Comissão Europeia e OMS reiteram que vacinação é segura para prevenir doenças

Comissão Europeia e OMS reiteram que vacinação é segura para prevenir doenças

 

Lusa/AO Online   Internacional   24 de Abr de 2017, 12:11

O comissário europeu para a Saúde, Vytenis Andriukaitis, reiterou hoje que as vacinas são uma das vias mais seguras para prevenir doenças e que a descrença na imunização é uma ameaça que não pode ser ignorada.
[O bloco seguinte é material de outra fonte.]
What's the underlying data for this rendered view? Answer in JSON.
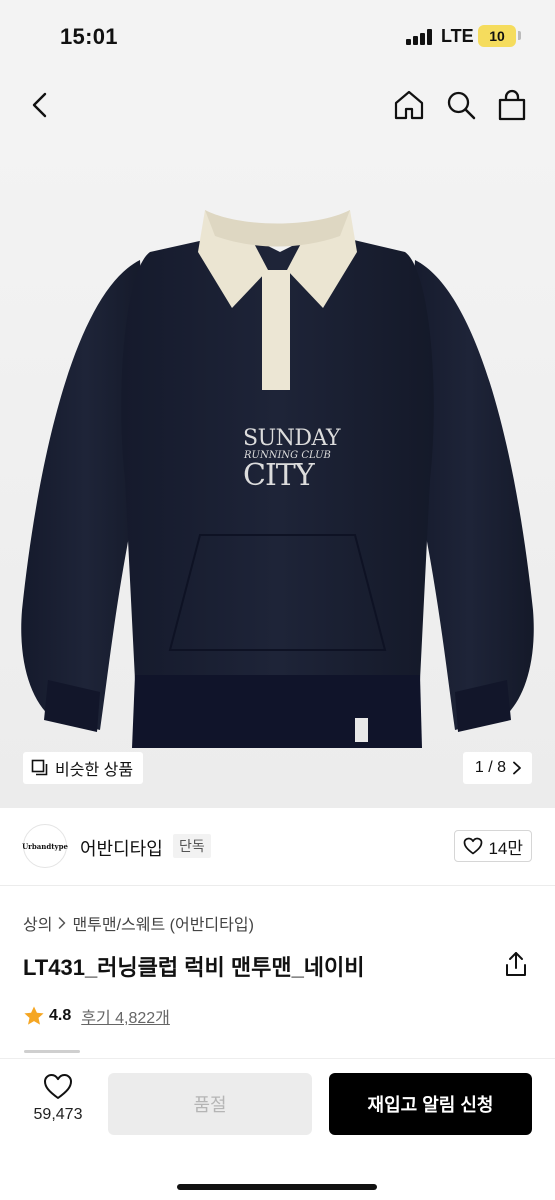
{
  "status_bar": {
    "time": "15:01",
    "network": "LTE",
    "battery": "10",
    "battery_color": "#f5dc5d"
  },
  "nav": {
    "back_icon": "chevron-left-icon",
    "home_icon": "home-icon",
    "search_icon": "search-icon",
    "cart_icon": "shopping-bag-icon"
  },
  "product_image": {
    "print_line1": "SUNDAY",
    "print_line2": "RUNNING CLUB",
    "print_line3": "CITY",
    "similar_label": "비슷한 상품",
    "image_counter": "1 / 8"
  },
  "brand": {
    "logo_text": "Urbandtype",
    "name": "어반디타입",
    "badge": "단독",
    "likes": "14만"
  },
  "breadcrumb": {
    "category": "상의",
    "subcategory": "맨투맨/스웨트 (어반디타입)"
  },
  "product": {
    "title": "LT431_러닝클럽 럭비 맨투맨_네이비",
    "rating": "4.8",
    "reviews_label": "후기 4,822개",
    "star_color": "#f5a623"
  },
  "bottom_bar": {
    "wish_count": "59,473",
    "soldout_label": "품절",
    "restock_label": "재입고 알림 신청"
  }
}
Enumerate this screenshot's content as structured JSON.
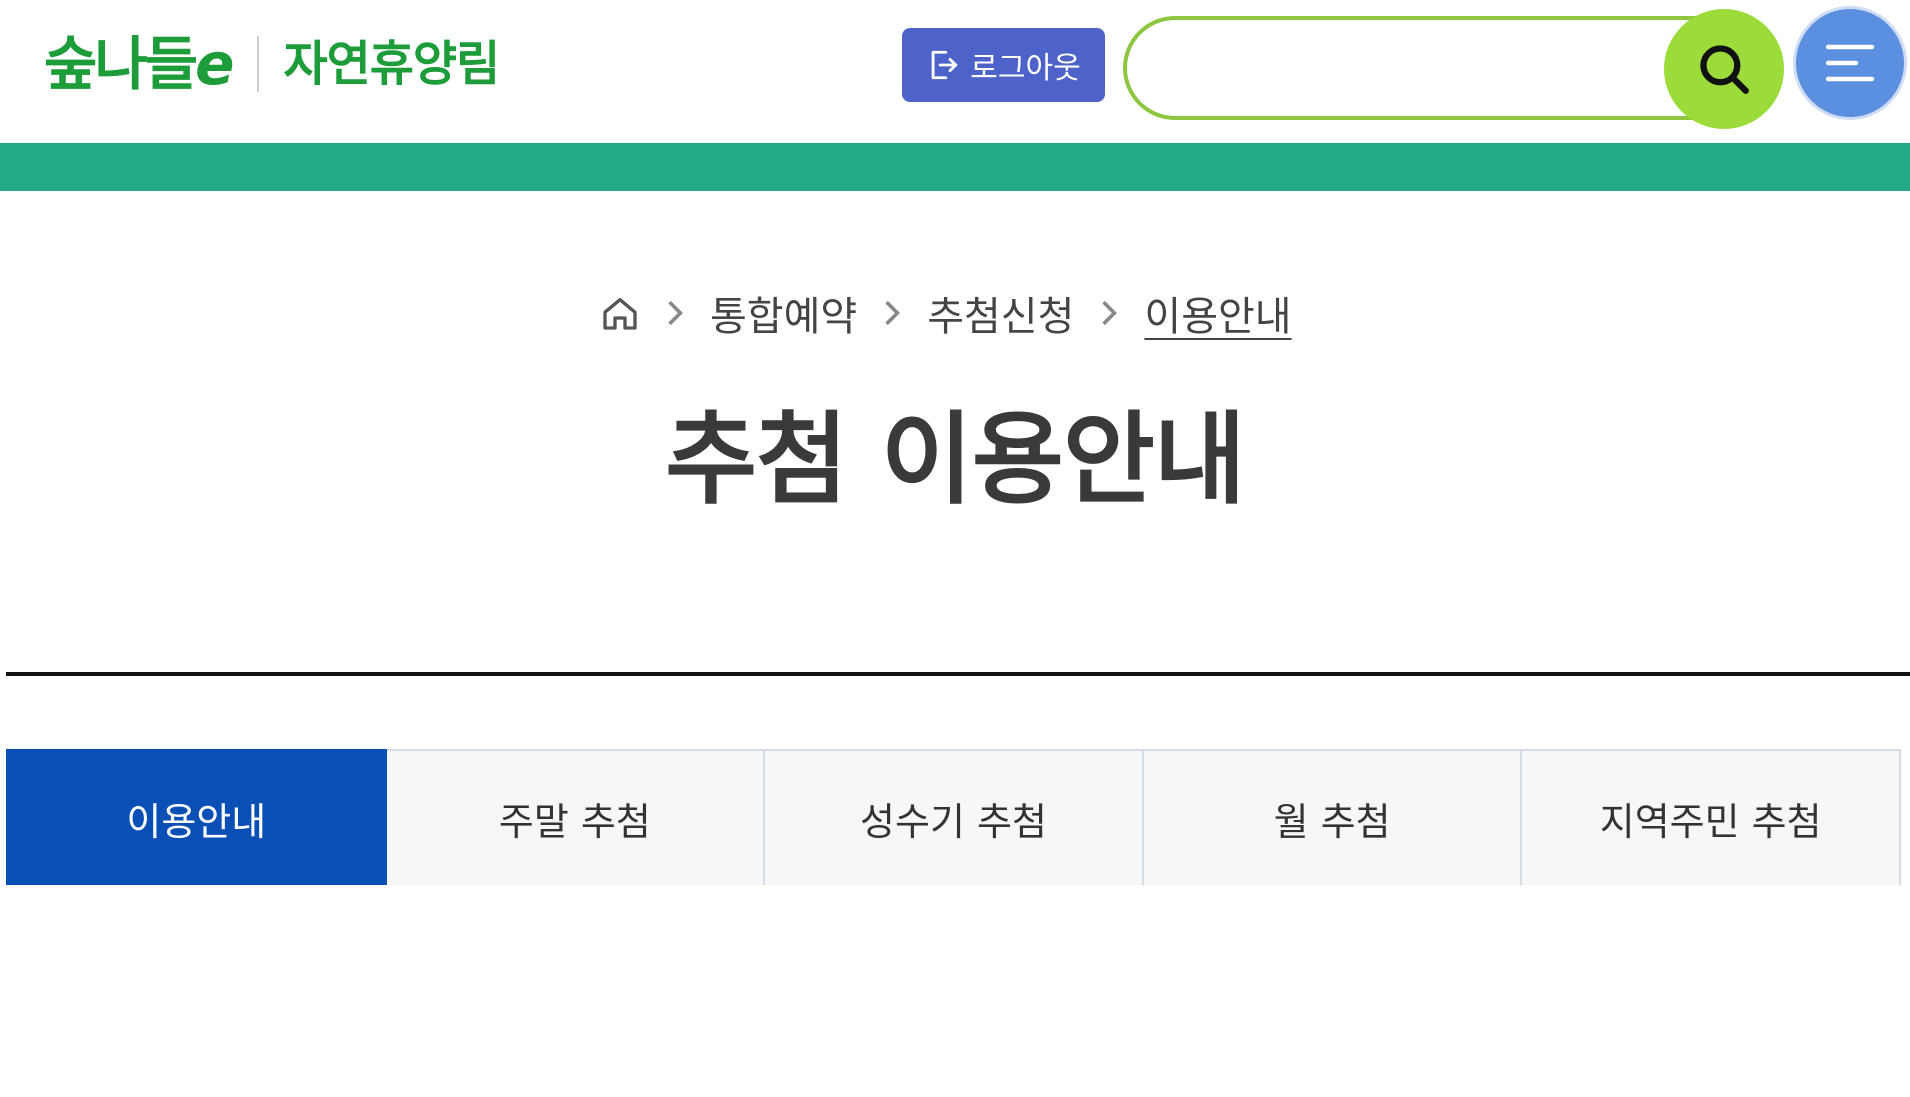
{
  "header": {
    "brand_name": "숲나들",
    "brand_e": "e",
    "brand_sub": "자연휴양림",
    "logout_label": "로그아웃",
    "search_placeholder": "",
    "icons": {
      "logout": "logout-icon",
      "search": "search-icon",
      "menu": "menu-icon"
    }
  },
  "breadcrumb": {
    "items": [
      "통합예약",
      "추첨신청",
      "이용안내"
    ]
  },
  "page": {
    "title": "추첨 이용안내"
  },
  "tabs": [
    {
      "label": "이용안내",
      "active": true
    },
    {
      "label": "주말 추첨",
      "active": false
    },
    {
      "label": "성수기 추첨",
      "active": false
    },
    {
      "label": "월 추첨",
      "active": false
    },
    {
      "label": "지역주민 추첨",
      "active": false
    }
  ],
  "colors": {
    "brand_green": "#1d9c3a",
    "band_green": "#22a986",
    "logout_blue": "#4d63c9",
    "search_green": "#9bdc3b",
    "menu_blue": "#5b8fdf",
    "tab_active": "#0a4fb5"
  }
}
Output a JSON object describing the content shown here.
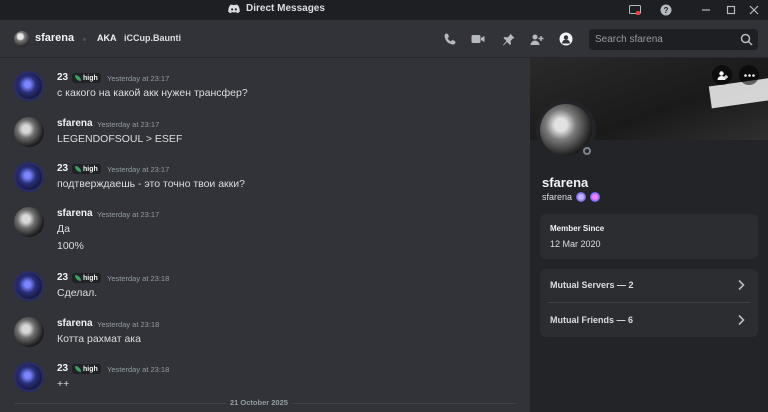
{
  "window": {
    "title": "Direct Messages"
  },
  "header": {
    "username": "sfarena",
    "aka_label": "AKA",
    "aka_name": "iCCup.Baunti",
    "search_placeholder": "Search sfarena"
  },
  "messages": [
    {
      "author": "23",
      "badge": "high",
      "time": "Yesterday at 23:17",
      "lines": [
        "с какого на какой акк нужен трансфер?"
      ],
      "avatar": "23"
    },
    {
      "author": "sfarena",
      "badge": "",
      "time": "Yesterday at 23:17",
      "lines": [
        "LEGENDOFSOUL > ESEF"
      ],
      "avatar": "sf"
    },
    {
      "author": "23",
      "badge": "high",
      "time": "Yesterday at 23:17",
      "lines": [
        "подтверждаешь - это точно твои акки?"
      ],
      "avatar": "23"
    },
    {
      "author": "sfarena",
      "badge": "",
      "time": "Yesterday at 23:17",
      "lines": [
        "Да",
        "100%"
      ],
      "avatar": "sf"
    },
    {
      "author": "23",
      "badge": "high",
      "time": "Yesterday at 23:18",
      "lines": [
        "Сделал."
      ],
      "avatar": "23"
    },
    {
      "author": "sfarena",
      "badge": "",
      "time": "Yesterday at 23:18",
      "lines": [
        "Котта рахмат ака"
      ],
      "avatar": "sf"
    },
    {
      "author": "23",
      "badge": "high",
      "time": "Yesterday at 23:18",
      "lines": [
        "++"
      ],
      "avatar": "23"
    }
  ],
  "date_divider": "21 October 2025",
  "profile": {
    "display_name": "sfarena",
    "username": "sfarena",
    "member_since_label": "Member Since",
    "member_since_value": "12 Mar 2020",
    "mutual_servers": "Mutual Servers — 2",
    "mutual_friends": "Mutual Friends — 6"
  },
  "colors": {
    "background": "#313338",
    "titlebar": "#1e1f22",
    "panel": "#232428",
    "card": "#2b2d31",
    "badge_green": "#3ba55d"
  }
}
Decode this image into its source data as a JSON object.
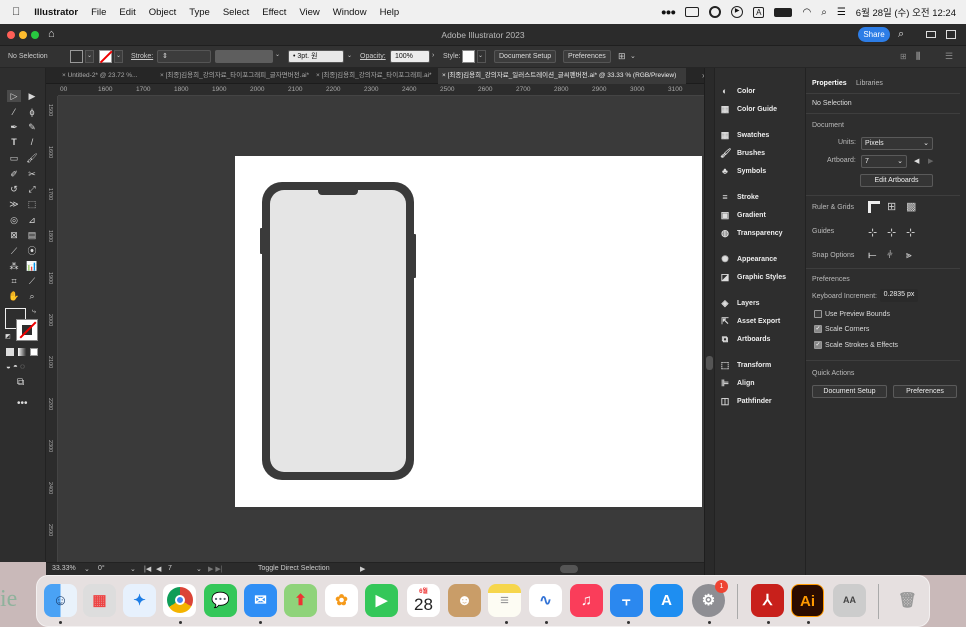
{
  "menubar": {
    "app": "Illustrator",
    "items": [
      "File",
      "Edit",
      "Object",
      "Type",
      "Select",
      "Effect",
      "View",
      "Window",
      "Help"
    ],
    "datetime": "6월 28일 (수) 오전 12:24",
    "input_icon": "A"
  },
  "window": {
    "title": "Adobe Illustrator 2023",
    "share": "Share"
  },
  "control": {
    "selection": "No Selection",
    "stroke_label": "Stroke:",
    "brush": "3pt. 원",
    "opacity_label": "Opacity:",
    "opacity_value": "100%",
    "style_label": "Style:",
    "document_setup": "Document Setup",
    "preferences": "Preferences"
  },
  "tabs": [
    {
      "label": "Untitled-2* @ 23.72 %...",
      "active": false
    },
    {
      "label": "[최종]김용희_강의자료_타이포그래피_글자면버전.ai*",
      "active": false
    },
    {
      "label": "[최종]김용희_강의자료_타이포그래피.ai*",
      "active": false
    },
    {
      "label": "[최종]김용희_강의자료_일러스트레이션_글씨펜버전.ai* @ 33.33 % (RGB/Preview)",
      "active": true
    }
  ],
  "ruler": {
    "h": [
      "00",
      "1600",
      "1700",
      "1800",
      "1900",
      "2000",
      "2100",
      "2200",
      "2300",
      "2400",
      "2500",
      "2600",
      "2700",
      "2800",
      "2900",
      "3000",
      "3100",
      "320"
    ],
    "v": [
      "1500",
      "1600",
      "1700",
      "1800",
      "1900",
      "2000",
      "2100",
      "2200",
      "2300",
      "2400",
      "2500"
    ]
  },
  "status": {
    "zoom": "33.33%",
    "rotate": "0°",
    "artboard": "7",
    "tool": "Toggle Direct Selection"
  },
  "panels": [
    "Color",
    "Color Guide",
    "Swatches",
    "Brushes",
    "Symbols",
    "Stroke",
    "Gradient",
    "Transparency",
    "Appearance",
    "Graphic Styles",
    "Layers",
    "Asset Export",
    "Artboards",
    "Transform",
    "Align",
    "Pathfinder"
  ],
  "properties": {
    "tab_properties": "Properties",
    "tab_libraries": "Libraries",
    "selection": "No Selection",
    "document": "Document",
    "units_label": "Units:",
    "units_value": "Pixels",
    "artboard_label": "Artboard:",
    "artboard_value": "7",
    "edit_artboards": "Edit Artboards",
    "ruler_grids": "Ruler & Grids",
    "guides": "Guides",
    "snap_options": "Snap Options",
    "preferences": "Preferences",
    "kb_label": "Keyboard Increment:",
    "kb_value": "0.2835 px",
    "use_preview": "Use Preview Bounds",
    "scale_corners": "Scale Corners",
    "scale_strokes": "Scale Strokes & Effects",
    "quick_actions": "Quick Actions",
    "qa_document_setup": "Document Setup",
    "qa_preferences": "Preferences"
  },
  "dock": {
    "calendar_month": "6월",
    "calendar_day": "28",
    "badge": "1",
    "partial_text": "ie"
  }
}
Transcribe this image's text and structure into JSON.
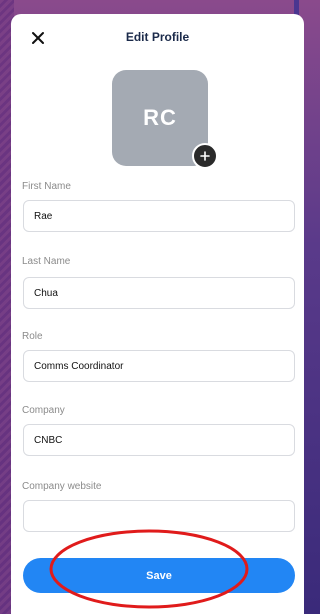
{
  "header": {
    "title": "Edit Profile"
  },
  "avatar": {
    "initials": "RC",
    "color": "#a4aab3"
  },
  "fields": [
    {
      "label": "First Name",
      "value": "Rae",
      "placeholder": ""
    },
    {
      "label": "Last Name",
      "value": "Chua",
      "placeholder": ""
    },
    {
      "label": "Role",
      "value": "Comms Coordinator",
      "placeholder": ""
    },
    {
      "label": "Company",
      "value": "CNBC",
      "placeholder": ""
    },
    {
      "label": "Company website",
      "value": "",
      "placeholder": ""
    }
  ],
  "save": {
    "label": "Save",
    "color": "#2286f4"
  },
  "icons": {
    "close": "close-icon",
    "add": "plus-icon"
  },
  "annotation": {
    "color": "#e01b1b"
  }
}
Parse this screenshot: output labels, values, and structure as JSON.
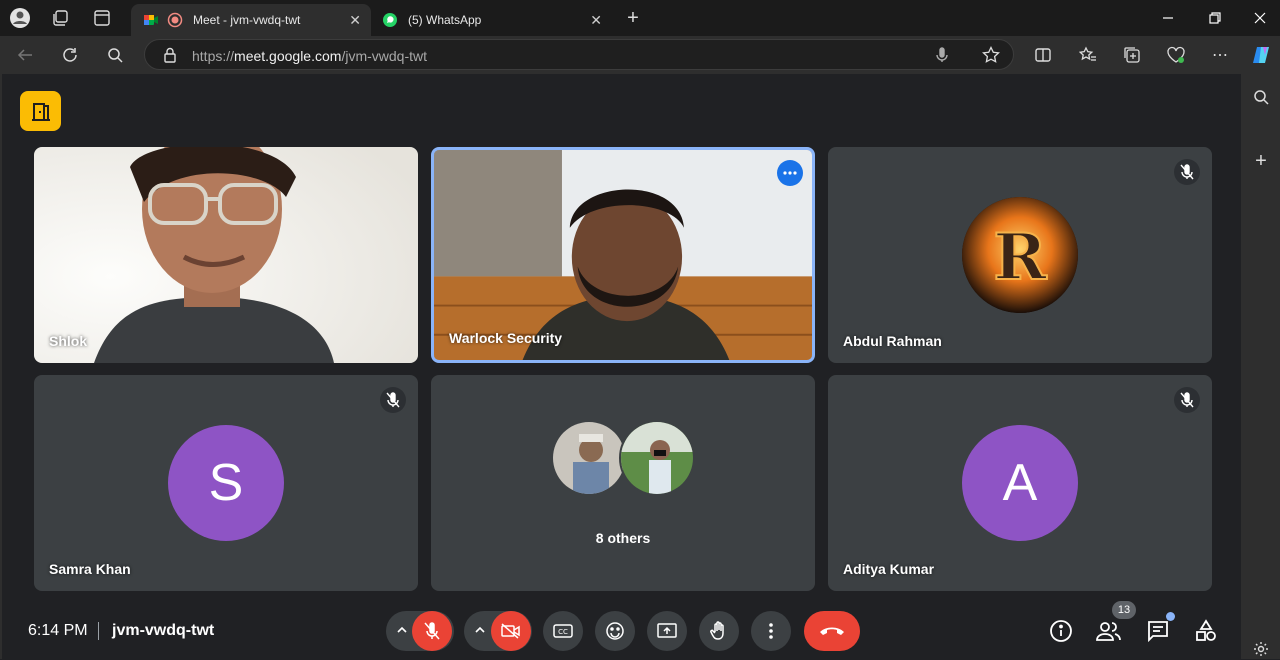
{
  "browser": {
    "tabs": [
      {
        "title": "Meet - jvm-vwdq-twt",
        "active": true
      },
      {
        "title": "(5) WhatsApp",
        "active": false
      }
    ],
    "url_prefix": "https://",
    "url_host": "meet.google.com",
    "url_path": "/jvm-vwdq-twt"
  },
  "meet": {
    "participants": [
      {
        "name": "Shlok",
        "video": true,
        "muted": false
      },
      {
        "name": "Warlock Security",
        "video": true,
        "muted": false,
        "highlighted": true
      },
      {
        "name": "Abdul Rahman",
        "video": false,
        "muted": true,
        "avatar_letter": "R"
      },
      {
        "name": "Samra Khan",
        "video": false,
        "muted": true,
        "avatar_letter": "S"
      },
      {
        "name": "8 others",
        "video": false,
        "muted": false
      },
      {
        "name": "Aditya Kumar",
        "video": false,
        "muted": true,
        "avatar_letter": "A"
      }
    ],
    "time": "6:14 PM",
    "meeting_code": "jvm-vwdq-twt",
    "people_count": "13"
  },
  "colors": {
    "accent": "#8ab4f8",
    "danger": "#ea4335",
    "avatar": "#8e54c5",
    "logo": "#fbbc04"
  }
}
“As vacinas são uma das formas mais seguras e economicamente mais eficazes de assegurar a saúde pública e de prevenir doenças evitáveis”, disse Andriukaitis, num comunicado divulgado no âmbito da Semana Europeia da Imunização.

A declaração, assinada conjuntamente com a diretora para a Europa da Organização Mundial de Saúde (OMS), Zsuzsanna Jakab, sublinha que “os mitos antivacinação e a falta de conhecimento podem levar as pessoas a recusar as vacinas, o que, por sua vez, pode abrir a porta para surtos de doenças”, sustentando que “a diminuição da confiança pública na imunização é uma ameaça séria que não pode ser ignorada”.

Um dos exemplos apresentados é o do sarampo, que matou cerca de 2,6 milhões de pessoas por ano até à larga difusão da vacinação, em 1980.

“Após um número recorde baixo de casos de sarampo relatados na Europa em 2016, um aumento nos contágios relatados até agora, em 2017, está a afetar bebés muito jovens que são demasiado novos para serem vacinados, bem como adultos de todas as idades e trabalhadores de saúde que nunca foram imunizados”.

A Comissão Europeia e a OMS salientam ainda que “os benefícios das vacinas são uma questão de facto e não de opinião”.

“Temos que acabar com o ceticismo crescente face à imunização, que ameaça reverter os progressos alcançados na saúde pública”, sublinha o comunicado.

Dezoito países europeus foram incluídos numa lista de regiões com transmissão endémica de sarampo, divulgou hoje a Direção-Geral de Saúde (DGS), com base em informações transmitidas pelo Centro Europeu para Prevenção e Controlo de Doenças.

Na informação anterior, divulgada no passado domingo, o registo era de 14 países com surto da doença, com a Roménia a liderar, ao indicar mais quatro mil doentes em seis meses, desde meados do ano passado.

Continuando a ter a Roménia como líder, a lista mais recente inclui ainda Alemanha, França, Itália, Áustria, Bélgica, Polónia, Roménia, Suíça, Rússia, Turquia, Ucrânia, Irlanda, Bósnia e Herzegovina, Geórgia, Cazaquistão, Quirguistão, Sérvia e Macedónia.

Na lista divulgada no domingo, a Roménia continua a protagonizar o maior surto na Europa, com 4.793 casos confirmados e 21 mortes, sendo a faixa dos 0-14 anos a mais atingida (82,1%). Dos casos registados entre janeiro de 2016 e abril de 2017 reportavam a 96% pessoas não vacinadas.

Em Portugal, até quarta-feira, foram notificados “46 casos de sarampo, dos quais 21 confirmados e 15 em investigação” e uma morte, tendo a dez casos sido excluído o diagnóstico de sarampo, segundo a DGS.

Nos primeiros quatro meses do ano houve mais casos de sarampo em Portugal do que na última década anterior.